The ample analytical study of bacterial biofilms has demonstrated that adhesion launches the expression of a set of genes that ends with the typical biofilm phenotype, particularly with an enhanced resistance to antimicrobial agents (Davey and O'Toole, 2000; Goldberg, 2002; Stickler, 1999; Watnick and Kolter, 2000). Differential expression implies the activation or repression of genes that comprise between 1% to 38% of the bacterial genome. In gram-negative bacteria like E. coli, differential expression comprises 230 genes while in Pseudomonas 1% of its genome is differentially expressed when growing as biofilm. In gram-positive bacteria like Bacillus it has been found that 519 genes are expressed during biofilm formation (Ghigo, 2003; Oosthuizen et al., 2002; Sauer, 2003; Schoolnik and Yildiz, 2000).

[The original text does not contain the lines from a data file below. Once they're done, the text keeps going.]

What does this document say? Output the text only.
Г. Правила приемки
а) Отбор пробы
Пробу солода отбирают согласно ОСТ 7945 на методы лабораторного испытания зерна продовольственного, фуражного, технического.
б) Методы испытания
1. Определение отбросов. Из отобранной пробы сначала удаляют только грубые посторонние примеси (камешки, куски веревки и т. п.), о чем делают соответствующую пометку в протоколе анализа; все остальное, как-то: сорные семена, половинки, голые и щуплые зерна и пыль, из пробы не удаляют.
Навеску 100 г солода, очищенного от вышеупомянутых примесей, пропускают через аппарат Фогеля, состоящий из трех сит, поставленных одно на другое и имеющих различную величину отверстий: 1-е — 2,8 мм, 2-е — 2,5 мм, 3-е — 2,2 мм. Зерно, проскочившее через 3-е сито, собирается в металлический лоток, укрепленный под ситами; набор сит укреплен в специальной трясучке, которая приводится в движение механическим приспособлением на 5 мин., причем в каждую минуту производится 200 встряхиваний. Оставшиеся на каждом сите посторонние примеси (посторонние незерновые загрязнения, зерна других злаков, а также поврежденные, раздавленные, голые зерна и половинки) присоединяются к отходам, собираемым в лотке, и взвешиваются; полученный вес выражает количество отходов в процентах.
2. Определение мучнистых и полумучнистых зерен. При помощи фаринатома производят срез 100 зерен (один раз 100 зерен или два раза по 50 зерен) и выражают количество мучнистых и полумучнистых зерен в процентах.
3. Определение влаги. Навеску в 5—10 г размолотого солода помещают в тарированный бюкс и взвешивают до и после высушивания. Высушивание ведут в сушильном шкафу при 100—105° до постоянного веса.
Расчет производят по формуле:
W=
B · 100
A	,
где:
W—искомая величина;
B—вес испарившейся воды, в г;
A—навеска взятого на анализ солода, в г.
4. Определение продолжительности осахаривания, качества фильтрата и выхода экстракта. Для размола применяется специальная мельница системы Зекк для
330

In yeast like Candida genes of the ALS (agglutinin-like) family that code for proteins related to adhesion to surfaces are differentially expressed. Likewise, it is possible that biofilm resistance to antimicrobial agents may be due to a higher expression of drug resistance gene families (Chandra et al., 2001). Moreover, Candida albicans biofilms are structured communities composed of a mixture of yeast cells and hyphal elements, suggesting a pivotal role for the dimorphic switch in the development of biofilms and the Efg1 regulator protein being responsible for the filamentous growth (Ramage et al., 2002). In Saccharomyces cerevisiae FLO11 gene has been identified as responsible for cell adhesion and the formation of aggregates and biofilm (Reynolds and Fink, 2001).

As mentioned above, biofilms of filamentous fungi have not been realized until recently thus biochemical and molecular information is lacking. However, as SSF processes have been traditionally related to water limitation and not to adhesion, it is considered that there are not biochemical differences between enzymes produced by SSF and those produced by SF; thus, work in this subject is scarce. Molecular comparison of cellulases produced by Trichoderma reesei in SF and SSF showed that those produced in SSF were strongly different from those produced in SF (Figure 7; unpublished work), the latter being of low molecular weight. Aspergillus niger produced higher amounts of two different feruloyl esterases in SSF of sugar beet pulp as compared to SF (Asther et al., 2002). Likewise, it was found that Phanerochaete chrysosporium (Vallim et al., 1998) and Aspergillus oryzae (Hata et al., 1998) show a differential gene expression for cellobiohydrolase and glucoamylase, respectively, when they are cultured in SSF conditions. These findings have been recently confirmed for A. oryzae in which a group of SSF-specific genes were found (Akao et al., 2002). Also, it has been found that the transcription factor encoded by the gene brlA that regulates sporulation in A. oryzae is expressed only in SSF together with two unidentified proteases (Biesebeke et al., 2002). These examples of differential gene expression have been regarded as a result of the low water activity present in SSF systems. However, a different explanation was given by Gutierrez-Correa (2003). Many filamentous fungi live on natural lignocellulosic solid substrates (wood, grasses, etc.) by adhering themselves to the surface of such substrates and degrading them with enzymes produced by their mycelia. This mode of living is imitated in SSF processes in which adhesion is the main biological factor that is involved in and it should be considered as the principal responsible for the induction of SSF-specific genes through surface adhesion signaling instead of the water limitation. Thus both SSF and biofilm fermentation depend on the adhesion process and represent technical variants of the same biological process.